Some children may lack strategies for thinking through the situations that are troubling them. They may find it difficult to know what is making them angry or to talk about their feelings.

Talking with children in supportive ways about angry feelings helps to teach them effective ways of managing anger.

Learning skills for understanding and dealing with anger will make it easier for children to solve problems, get help when needed and be more relaxed around others.

What do children get angry about?

Researchers have found that children feel angry (rather than sad) when they believe that the negative situation they are concerned about can or should be changed.

Usually, feelings of anger are directed towards someone or something that children would like to change.

Anger can be quite noticeable in toddlers who often express it through tantrums and other aggressive actions.

However, as they grow and develop, most children learn how to deal with some of the frustrations of everyday life. They also learn how to express their anger in acceptable ways.

Four tips on helping children learn how to manage anger  

Children need to know that anger is a normal human emotion and that there are acceptable and safe ways to express it.

They need to learn that having angry feelings is normal and okay, but that reacting aggressively towards others when they’re angry is not.

They need to feel understood and supported rather than judged or blamed for feeling angry.

Here are four tips to help you:

  1. Be a model for children - Children learn effective ways of managing anger from seeing adults manage their anger effectively. Show them how you use appropriate ways to tell others you are angry and sort out problems.
  2. Discuss feelings - using words to discuss anger, frustration, annoyance, irritation helps children learn that having angry feelings is normal and is something that can be talked about.
  3. Anticipate and prepare – identify situations that often trigger angry responses and being prepared to offer support.
  4. Use positive discipline - providing specific praise when children manage their anger well supports their learning.

The ‘cool down’ steps to teach children

It is best to wait until a child is calm and relaxed to talk about angry feelings.
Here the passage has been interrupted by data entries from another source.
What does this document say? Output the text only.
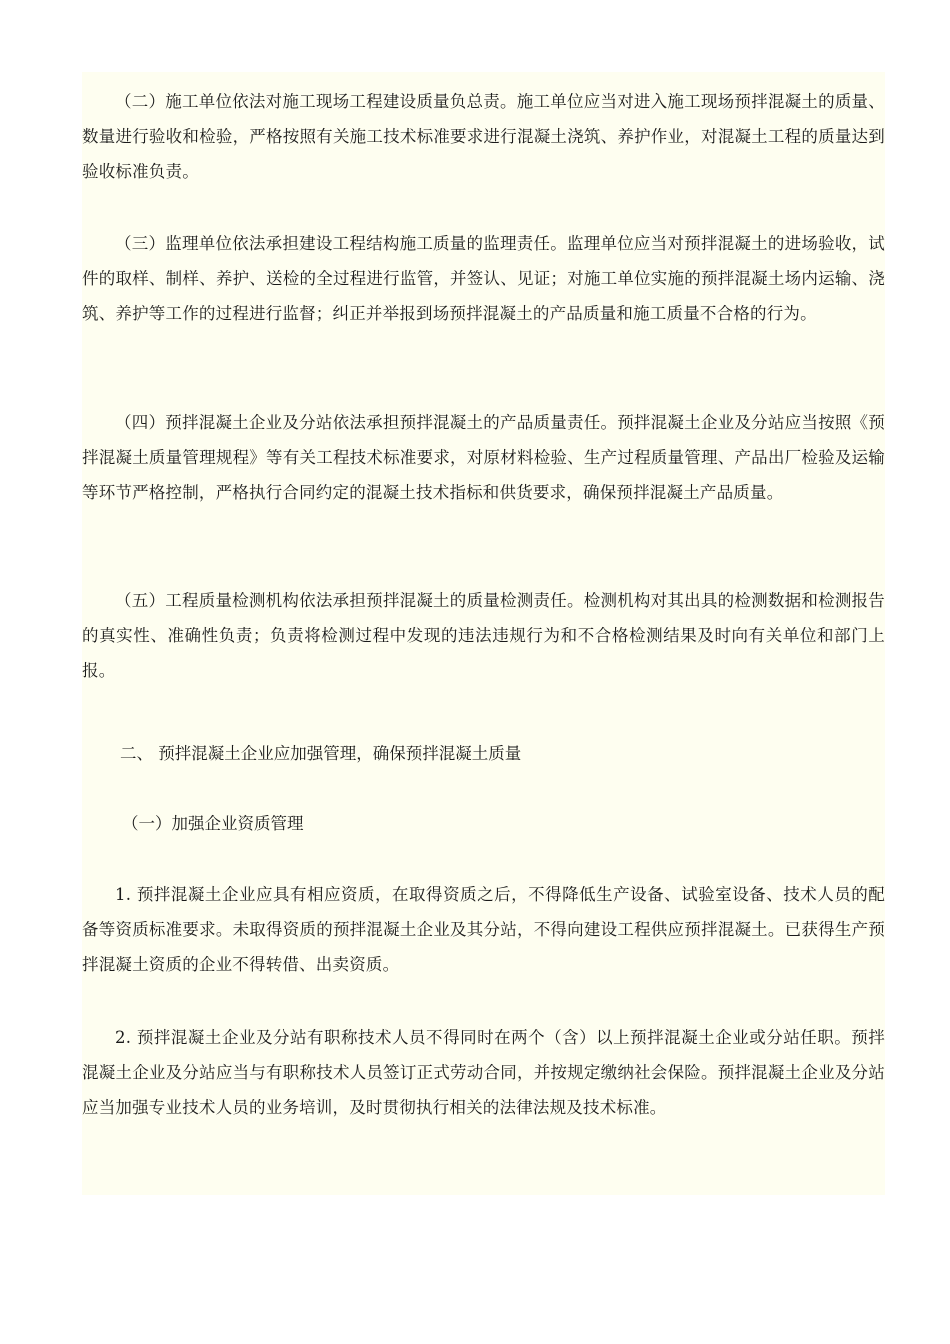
（二）施工单位依法对施工现场工程建设质量负总责。施工单位应当对进入施工现场预拌混凝土的质量、数量进行验收和检验，严格按照有关施工技术标准要求进行混凝土浇筑、养护作业，对混凝土工程的质量达到验收标准负责。

（三）监理单位依法承担建设工程结构施工质量的监理责任。监理单位应当对预拌混凝土的进场验收，试件的取样、制样、养护、送检的全过程进行监管，并签认、见证；对施工单位实施的预拌混凝土场内运输、浇筑、养护等工作的过程进行监督；纠正并举报到场预拌混凝土的产品质量和施工质量不合格的行为。

（四）预拌混凝土企业及分站依法承担预拌混凝土的产品质量责任。预拌混凝土企业及分站应当按照《预拌混凝土质量管理规程》等有关工程技术标准要求，对原材料检验、生产过程质量管理、产品出厂检验及运输等环节严格控制，严格执行合同约定的混凝土技术指标和供货要求，确保预拌混凝土产品质量。

（五）工程质量检测机构依法承担预拌混凝土的质量检测责任。检测机构对其出具的检测数据和检测报告的真实性、准确性负责；负责将检测过程中发现的违法违规行为和不合格检测结果及时向有关单位和部门上报。

二、 预拌混凝土企业应加强管理，确保预拌混凝土质量

（一）加强企业资质管理

1. 预拌混凝土企业应具有相应资质，在取得资质之后，不得降低生产设备、试验室设备、技术人员的配备等资质标准要求。未取得资质的预拌混凝土企业及其分站，不得向建设工程供应预拌混凝土。已获得生产预拌混凝土资质的企业不得转借、出卖资质。

2. 预拌混凝土企业及分站有职称技术人员不得同时在两个（含）以上预拌混凝土企业或分站任职。预拌混凝土企业及分站应当与有职称技术人员签订正式劳动合同，并按规定缴纳社会保险。预拌混凝土企业及分站应当加强专业技术人员的业务培训，及时贯彻执行相关的法律法规及技术标准。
When angry feelings are running high it is very hard for children to listen and think clearly.

Finding a way to calm down is also an important part of managing anger, and teaching your child the ‘cool down’ steps is a useful strategy.

1. Recognise that you are angry

  • notice the body signals that mean you’re angry, such as getting hot, heart racing, and tense muscles
  • give a number from 1 to 10 to show how angry you are.

2. Cool down your body

  • breathe slowly
  • take time-out in a quiet place
  • go for a walk, do something physical
  • draw how you feel.

3. Use coping self-talk

  • “It’s okay. I can handle this.”

4. Try to solve the problem

  • talk to someone who is a good listener.